Search | Search by Center | Search by Source | Keywords in Title
Zullo AR, Adams JW, Gantenberg JR, Marshall BDL, Howe CJ. Examining neighborhood poverty-based disparities in HIV/STI prevalence: an analysis of Add Health data. Annals of epidemiology. 2019 Nov 1; 39:8-14.e4.
PURPOSE: The purpose of the study was to estimate the effect of exposure to neighborhood poverty in adolescence on HIV/STI prevalence in early adulthood. METHODS: Longitudinal data from three waves of the National Longitudinal Study of Adolescent to Adult Health were analyzed. The primary exposure was living in a high- versus medium/low-poverty neighborhood during wave I. The outcome was having a sexually transmitted infection (STI) or receiving a HIV/STI diagnosis in the past 12 months at wave III. Covariates included sociodemographic, behavioral, and mental health-related factors.
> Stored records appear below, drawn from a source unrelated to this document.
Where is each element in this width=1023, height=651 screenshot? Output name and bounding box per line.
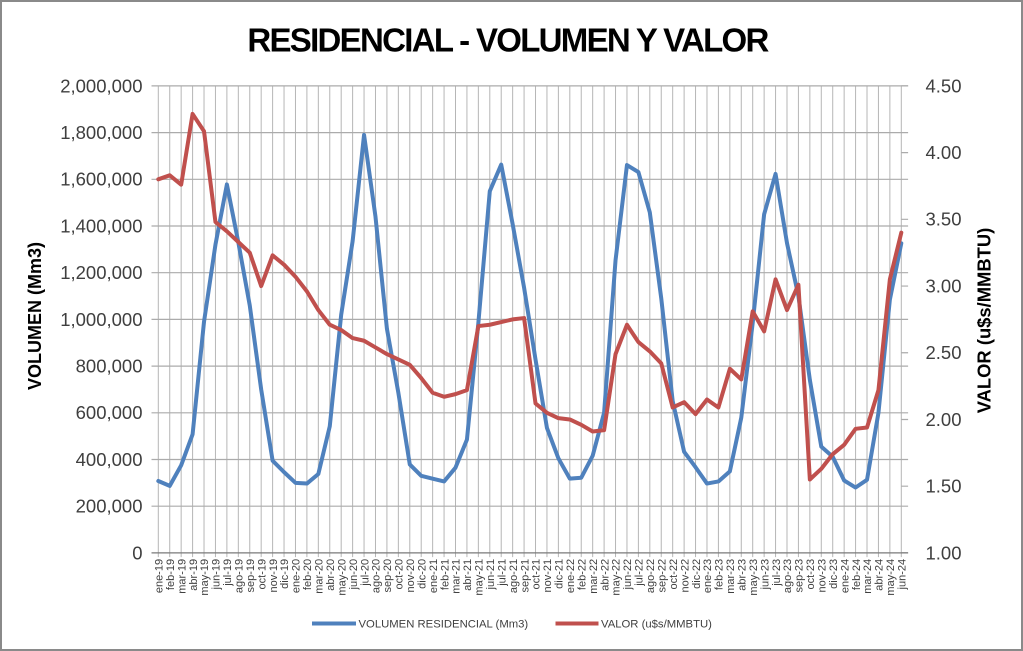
svg-text:mar-23: mar-23 <box>725 559 737 594</box>
svg-text:ago-20: ago-20 <box>371 559 383 593</box>
svg-text:abr-24: abr-24 <box>874 559 886 591</box>
svg-text:sep-22: sep-22 <box>656 559 668 593</box>
svg-text:oct-20: oct-20 <box>394 559 406 590</box>
svg-text:abr-22: abr-22 <box>599 559 611 591</box>
svg-text:2.50: 2.50 <box>926 342 962 363</box>
svg-text:ago-22: ago-22 <box>645 559 657 593</box>
svg-text:mar-22: mar-22 <box>588 559 600 594</box>
svg-text:400,000: 400,000 <box>76 449 143 470</box>
svg-text:may-19: may-19 <box>199 559 211 596</box>
svg-text:1.00: 1.00 <box>926 542 962 563</box>
svg-text:feb-19: feb-19 <box>165 559 177 590</box>
svg-text:jun-23: jun-23 <box>759 559 771 591</box>
svg-text:jul-21: jul-21 <box>496 559 508 587</box>
svg-text:dic-23: dic-23 <box>828 559 840 589</box>
svg-text:may-21: may-21 <box>474 559 486 596</box>
svg-text:ene-22: ene-22 <box>565 559 577 593</box>
svg-text:dic-20: dic-20 <box>416 559 428 589</box>
svg-text:may-22: may-22 <box>611 559 623 596</box>
svg-text:sep-23: sep-23 <box>794 559 806 593</box>
svg-text:oct-23: oct-23 <box>805 559 817 590</box>
svg-text:3.50: 3.50 <box>926 209 962 230</box>
svg-text:jun-22: jun-22 <box>622 559 634 591</box>
svg-text:abr-21: abr-21 <box>462 559 474 591</box>
svg-text:oct-21: oct-21 <box>531 559 543 590</box>
svg-text:feb-24: feb-24 <box>851 559 863 590</box>
svg-text:dic-22: dic-22 <box>691 559 703 589</box>
svg-text:200,000: 200,000 <box>76 496 143 517</box>
svg-text:1,800,000: 1,800,000 <box>60 122 142 143</box>
svg-text:jun-20: jun-20 <box>348 559 360 591</box>
svg-text:3.00: 3.00 <box>926 275 962 296</box>
svg-text:feb-20: feb-20 <box>302 559 314 590</box>
svg-text:jul-22: jul-22 <box>634 559 646 587</box>
svg-text:4.50: 4.50 <box>926 75 962 96</box>
svg-text:oct-22: oct-22 <box>668 559 680 590</box>
svg-text:ene-23: ene-23 <box>702 559 714 593</box>
svg-text:jul-20: jul-20 <box>359 559 371 587</box>
svg-text:VOLUMEN (Mm3): VOLUMEN (Mm3) <box>25 242 45 390</box>
svg-text:sep-21: sep-21 <box>519 559 531 593</box>
svg-text:VOLUMEN RESIDENCIAL (Mm3): VOLUMEN RESIDENCIAL (Mm3) <box>359 619 529 631</box>
svg-text:RESIDENCIAL - VOLUMEN Y VALOR: RESIDENCIAL - VOLUMEN Y VALOR <box>247 22 769 59</box>
svg-text:feb-23: feb-23 <box>714 559 726 590</box>
svg-text:abr-20: abr-20 <box>325 559 337 591</box>
svg-text:nov-20: nov-20 <box>405 559 417 593</box>
svg-text:ago-23: ago-23 <box>782 559 794 593</box>
svg-text:ene-20: ene-20 <box>291 559 303 593</box>
svg-text:ago-19: ago-19 <box>234 559 246 593</box>
svg-text:2,000,000: 2,000,000 <box>60 75 142 96</box>
svg-text:1,400,000: 1,400,000 <box>60 215 142 236</box>
svg-text:800,000: 800,000 <box>76 356 143 377</box>
svg-text:4.00: 4.00 <box>926 142 962 163</box>
svg-text:abr-23: abr-23 <box>736 559 748 591</box>
svg-text:nov-22: nov-22 <box>679 559 691 593</box>
svg-text:ene-19: ene-19 <box>154 559 166 593</box>
svg-text:sep-19: sep-19 <box>245 559 257 593</box>
svg-text:1,600,000: 1,600,000 <box>60 169 142 190</box>
svg-text:feb-22: feb-22 <box>576 559 588 590</box>
svg-text:may-23: may-23 <box>748 559 760 596</box>
svg-text:may-24: may-24 <box>885 559 897 596</box>
svg-text:VALOR (u$s/MMBTU): VALOR (u$s/MMBTU) <box>601 619 712 631</box>
svg-text:ago-21: ago-21 <box>508 559 520 593</box>
svg-text:jul-19: jul-19 <box>222 559 234 587</box>
svg-text:may-20: may-20 <box>336 559 348 596</box>
svg-text:jul-23: jul-23 <box>771 559 783 587</box>
svg-text:2.00: 2.00 <box>926 409 962 430</box>
svg-text:nov-19: nov-19 <box>268 559 280 593</box>
svg-text:dic-19: dic-19 <box>279 559 291 589</box>
svg-text:mar-21: mar-21 <box>451 559 463 594</box>
svg-text:VALOR (u$s/MMBTU): VALOR (u$s/MMBTU) <box>974 228 995 414</box>
svg-text:1.50: 1.50 <box>926 476 962 497</box>
svg-text:jun-21: jun-21 <box>485 559 497 591</box>
svg-text:ene-21: ene-21 <box>428 559 440 593</box>
svg-text:abr-19: abr-19 <box>188 559 200 591</box>
svg-text:dic-21: dic-21 <box>554 559 566 589</box>
svg-text:feb-21: feb-21 <box>439 559 451 590</box>
svg-text:oct-19: oct-19 <box>256 559 268 590</box>
svg-text:jun-24: jun-24 <box>897 559 909 591</box>
svg-text:1,200,000: 1,200,000 <box>60 262 142 283</box>
svg-text:ene-24: ene-24 <box>839 559 851 593</box>
svg-text:mar-24: mar-24 <box>862 559 874 594</box>
svg-text:0: 0 <box>132 542 142 563</box>
svg-text:mar-19: mar-19 <box>176 559 188 594</box>
svg-text:1,000,000: 1,000,000 <box>60 309 142 330</box>
svg-text:nov-23: nov-23 <box>816 559 828 593</box>
svg-text:600,000: 600,000 <box>76 402 143 423</box>
svg-text:mar-20: mar-20 <box>314 559 326 594</box>
svg-text:jun-19: jun-19 <box>211 559 223 591</box>
svg-text:sep-20: sep-20 <box>382 559 394 593</box>
svg-text:nov-21: nov-21 <box>542 559 554 593</box>
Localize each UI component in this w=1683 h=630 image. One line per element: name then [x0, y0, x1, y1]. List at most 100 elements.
Inverse probability weighted marginal structural models were used to estimate neighborhood poverty-based differences in HIV/STI prevalence. RESULTS: The analytic sample comprised 8232 National Longitudinal Study of Adolescent to Adult Health participants. Of these, 16% and 84% resided in high- and medium/low-poverty neighborhoods, respectively. Eleven percent currently had an STI or HIV/STI diagnosis within the prior 12 months. Accounting for measured potential sources of confounding and selection bias, the HIV/STI prevalence difference (95% confidence limits) for those who grew up in high- versus medium/low-poverty neighborhoods was 0.015 (-0.015, 0.045). CONCLUSIONS: Strong evidence for neighborhood poverty-based differences in HIV/STI prevalence was not observed. Researchers should continue to investigate the effect of neighborhood-level socioeconomic position measures and, if warranted, identify etiologically relevant exposure periods.